Pistoia – Una commedia per tutta la famiglia in una serata di raccolta fondi a favore del Liceo Artistico “Petrocchi” di Pistoia.

L'appuntamento è per questo sabato 10 febbraio alle ore 21 al Teatro Bolognini (ingresso su generosa offerta, come specificato dagli organizzatori) con lo spettacolo teatrale “Sorelle Materassi” di Aldo Palazzeschi, portato in scena dalla compagnia “Il Rubino”, vivace commedia di ambientazione fiorentina dalla comicità agrodolce, che torna a Pistoia dopo il successo fatto registrare al Teatro Manzoni.

L'iniziativa, promossa da Banca Consulia, Rotary Club Pistoia-Montecatini e AVIS Pistoia, comprende tre date con commedie al Bolognini, in occasione di serate di solidarietà e beneficenza a favore di altrettante associazioni onlus del territorio. Oltre a “Sorelle Materassi” per l'associazione “Il Chiostro”, sono in programma "Uno dai capelli bianchi" di Eduardo De Filippo (3 marzo) per la Fondazione IRCCS Stella Maris e "Liolà" di Pirandello (24 marzo) per l'associazione Spalti contro la SLA.

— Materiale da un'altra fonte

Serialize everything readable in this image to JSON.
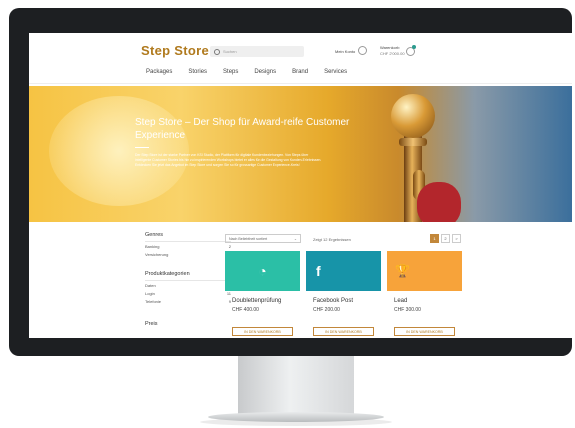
{
  "header": {
    "logo": "Step Store",
    "search_placeholder": "Suchen",
    "account_label": "Mein Konto",
    "cart_label": "Warenkorb",
    "cart_total": "CHF 2'000.00",
    "cart_count": "0"
  },
  "nav": [
    "Packages",
    "Stories",
    "Steps",
    "Designs",
    "Brand",
    "Services"
  ],
  "hero": {
    "title": "Step Store – Der Shop für Award-reife Customer Experience",
    "body": "Der Step Store ist der starke Partner von KSI Studio, der Plattform für digitale Kundenbeziehungen. Von Steps über intelligente Customer Stories bis hin zu inspirierenden Workshops bietet er alles für die Gestaltung von Kunden-Erlebnissen. Entdecken Sie jetzt das Angebot im Step Store und sorgen Sie so für grossartige Customer Experience-Kreis!"
  },
  "sidebar": {
    "genres_title": "Genres",
    "genres": [
      {
        "label": "Banking",
        "count": "2"
      },
      {
        "label": "Versicherung",
        "count": "2"
      }
    ],
    "categories_title": "Produktkategorien",
    "categories": [
      {
        "label": "Daten",
        "count": "12"
      },
      {
        "label": "Login",
        "count": "11"
      },
      {
        "label": "Telefonie",
        "count": "9"
      }
    ],
    "price_title": "Preis"
  },
  "toolbar": {
    "sort_label": "Nach Beliebtheit sortiert",
    "results": "Zeigt 12 Ergebnissen",
    "pages": [
      "1",
      "2",
      ">"
    ]
  },
  "products": [
    {
      "name": "Doublettenprüfung",
      "price": "CHF 400.00",
      "button": "IN DEN WARENKORB",
      "color": "#2bbfa6",
      "icon": "timer-icon",
      "glyph": "◔"
    },
    {
      "name": "Facebook Post",
      "price": "CHF 200.00",
      "button": "IN DEN WARENKORB",
      "color": "#1794a8",
      "icon": "facebook-icon",
      "glyph": "f"
    },
    {
      "name": "Lead",
      "price": "CHF 300.00",
      "button": "IN DEN WARENKORB",
      "color": "#f7a33a",
      "icon": "trophy-icon",
      "glyph": "🏆"
    }
  ],
  "colors": {
    "brand": "#b07a1e",
    "accent": "#c2873a"
  }
}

L'associazione onlus “Il Chiostro” è nata con l'obiettivo di recuperare fondi da destinare alle azioni di restauro e messa in sicurezza degli ambienti del Liceo Artistico “Petrocchi”, gravato ormai da tempo da problemi strutturali e di reperimento di nuovi spazi. Problemi messi in luce con estrema chiarezza e determinazione da Elisabetta Pastacaldi, preside dell'Istituto, che ha tracciato una dura, e a tratti sconfortante “radiografia” della situazione attuale in cui versa la scuola.

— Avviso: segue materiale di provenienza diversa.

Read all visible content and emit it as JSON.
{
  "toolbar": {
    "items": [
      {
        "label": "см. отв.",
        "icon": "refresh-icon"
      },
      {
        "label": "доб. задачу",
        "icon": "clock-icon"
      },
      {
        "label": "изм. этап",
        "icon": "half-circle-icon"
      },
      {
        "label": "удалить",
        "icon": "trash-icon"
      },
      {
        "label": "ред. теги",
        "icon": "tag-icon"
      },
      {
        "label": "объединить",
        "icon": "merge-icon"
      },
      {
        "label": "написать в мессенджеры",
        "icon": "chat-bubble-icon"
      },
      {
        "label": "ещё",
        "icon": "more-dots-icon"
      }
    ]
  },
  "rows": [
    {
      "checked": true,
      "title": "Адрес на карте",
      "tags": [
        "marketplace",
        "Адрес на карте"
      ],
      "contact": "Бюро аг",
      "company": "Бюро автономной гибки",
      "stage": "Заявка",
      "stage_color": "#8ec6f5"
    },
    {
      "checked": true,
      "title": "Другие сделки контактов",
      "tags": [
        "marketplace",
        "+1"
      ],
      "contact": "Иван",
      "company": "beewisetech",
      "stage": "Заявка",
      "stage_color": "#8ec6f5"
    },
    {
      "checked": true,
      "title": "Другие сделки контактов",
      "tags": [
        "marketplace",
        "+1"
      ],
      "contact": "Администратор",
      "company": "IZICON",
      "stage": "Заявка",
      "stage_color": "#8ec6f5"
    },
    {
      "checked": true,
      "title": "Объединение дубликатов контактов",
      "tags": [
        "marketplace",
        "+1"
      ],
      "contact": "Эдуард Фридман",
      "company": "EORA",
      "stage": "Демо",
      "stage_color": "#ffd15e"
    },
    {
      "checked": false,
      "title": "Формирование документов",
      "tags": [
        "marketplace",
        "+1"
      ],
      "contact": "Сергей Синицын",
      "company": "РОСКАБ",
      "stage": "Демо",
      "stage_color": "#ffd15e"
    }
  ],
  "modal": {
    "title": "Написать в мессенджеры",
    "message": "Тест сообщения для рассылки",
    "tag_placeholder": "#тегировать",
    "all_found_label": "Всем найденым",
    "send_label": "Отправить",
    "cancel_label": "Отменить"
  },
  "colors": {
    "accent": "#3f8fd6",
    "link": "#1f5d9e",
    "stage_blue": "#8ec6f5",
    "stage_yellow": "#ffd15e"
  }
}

“Sono ancora molti gli interventi da compiere e da completare – ha sottolineato – sia per quanto riguarda il tetto del chiostro con le grondaie e i canali di scolo che devono essere riparati, sia le strutture esterne della scuola e dell'adiacente chiesa di San Pietro, che necessitano di ristrutturazione.

Al momento la nostra è una scuola delle transenne: ci sono pericoli per la sicurezza di studenti, docenti e personale di servizio, ci sono lavori urgenti da fare con criticità e problemi che ormai si trascinano da più di due anni.

Gli unici fondi a oggi pervenuti sono quelli per l'adeguamento antisismico, non voglio fare polemica politica ma devo sottolineare le gravi mancanze del Comune, a prescindere dal colore politico dell'amministrazione, unite all'assenza degli enti pubblici e alle risposte parziali date alle nostre sollecitazioni. Ci troviamo sempre alla ricerca di nuove forme di autofinanziamento per reperire fondi, purtroppo le vendite del calendario che avevamo lanciato durante il periodo natalizio non sono state molto positive.

Purtroppo sono molto pessimista sul futuro: siamo già in proroga con la succursale che a giugno rischia di chiudere e lasciare i ragazzi senza aule, e in maniera ciclica ci dobbiamo ingegnare per trovare gli spazi dove i ragazzi possono svolgere in sicurezza le lezioni e i laboratori. E nonostante tutti questi disagi la nostra scuola continua ad essere un centro di eccellenza in ambito artistico, come testimoniato dalle crescenti iscrizioni all'Istituto, soprattutto da fuori Pistoia, e dai successi e dalle borse di studio che ogni anno i nostri ex allievi ottengono a livello internazionale”.

La preside e gli stessi promotori dell'evento di sabato hanno evidenziato l'alto valore monumentale e artistico del complesso dell'ex convento di San Pietro, con la chiesa che doveva essere ristrutturata con i fondi di Pistoia Capitale della Cultura ma dove gli unici interventi compiuti, come quelli di restauro del matroneo interno, sono stati a carico della scuola e delle associazioni culturali del territorio.

Una situazione dove sono proprio le associazioni a promuovere e raccogliere fondi per il finanziamento delle attività culturali e non, a fronte di una burocrazia lenta e farraginosa per ammissione degli stessi esponenti politici. L'auspicio è che iniziative culturali a scopo benefico come quelle di sabato sera possano portare un piccolo ma concreto aiuto per azioni a vantaggio non solo di singoli enti e associazioni, ma dell'intera comunità.